Fall 2009 • Issue 19

 

Collins Becomes NIH Director

Francis S. Collins, M.D., Ph.D. being sworn in as the 16th NIH director.

Francis S. Collins, M.D., Ph.D. being sworn in
as the 16th NIH Director.

On August 17, Francis S. Collins, M.D., Ph.D., was sworn in as the 16th NIH Director, following a unanimous Senate confirmation on August 7. Said HHS Secretary Kathleen Sebelius following Dr. Collins’ confirmation: “Dr. Collins will be an outstanding leader.
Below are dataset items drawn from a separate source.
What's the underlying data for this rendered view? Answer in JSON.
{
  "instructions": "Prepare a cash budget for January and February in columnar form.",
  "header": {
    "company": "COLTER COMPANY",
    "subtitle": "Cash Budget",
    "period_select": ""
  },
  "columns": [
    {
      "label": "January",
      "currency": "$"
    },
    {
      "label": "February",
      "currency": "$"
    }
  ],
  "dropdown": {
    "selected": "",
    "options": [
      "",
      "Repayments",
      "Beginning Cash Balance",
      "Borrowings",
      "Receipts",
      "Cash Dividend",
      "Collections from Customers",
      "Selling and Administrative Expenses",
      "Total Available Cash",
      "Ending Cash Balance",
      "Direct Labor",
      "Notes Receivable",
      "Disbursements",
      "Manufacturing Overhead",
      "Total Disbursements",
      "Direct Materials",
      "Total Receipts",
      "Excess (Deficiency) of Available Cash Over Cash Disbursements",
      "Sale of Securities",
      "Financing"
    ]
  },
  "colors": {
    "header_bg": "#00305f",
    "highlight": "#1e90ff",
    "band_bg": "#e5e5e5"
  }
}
Today is an exciting day for NIH and for science in this country.”

Having served as Director of the National Human Genome Research Institute (NHGRI) from 1993 to 2008, Dr. Collins assumed the NIH directorship after a 1-year break, during which he completed a book on personalized medicine, The Language of Life: DNA and the Revolution in Personalized Medicine, which will be published in early 2010.

At his first town hall meeting as NIH Director, Dr. Collins outlined five areas of special opportunity for NIH: high-throughput technologies; translating NIH science into practice; putting science to work for the benefit of health care reform; increasing focus on global health; and reinvigorating and empowering the biomedical research community through stable and predictable funding increases, high-quality training programs, rewarding risky and innovative approaches, emphasizing the diversity of the workforce, and using the NIH Common Fund to support projects that fall outside the mandate of a single Institute or Center.

Dr. Collins’s own research laboratory, which he plans to maintain, has discovered a number of important genes, including those responsible for cystic fibrosis, neurofibromatosis, Huntington’s Disease, a familial endocrine cancer syndrome, and most recently, genes for adult-onset (type 2) diabetes and the gene that causes Hutchinson-Gilford progeria syndrome. Dr. Collins’s longstanding interest in the interface between science and faith led him to author The Language of God: A Scientist Presents Evidence for Belief (Free Press, 2006).

Dr. Collins received a B.S. in chemistry from the University of Virginia, a Ph.D. in physical chemistry from Yale University, and an M.D. with honors from the University of North Carolina. He has been elected to the Institute of Medicine and the National Academy of Sciences and was awarded the Presidential Medal of Freedom in November 2007. In October, he was appointed by Pope Benedict XVI to the Vatican’s Pontifical Academy of Sciences.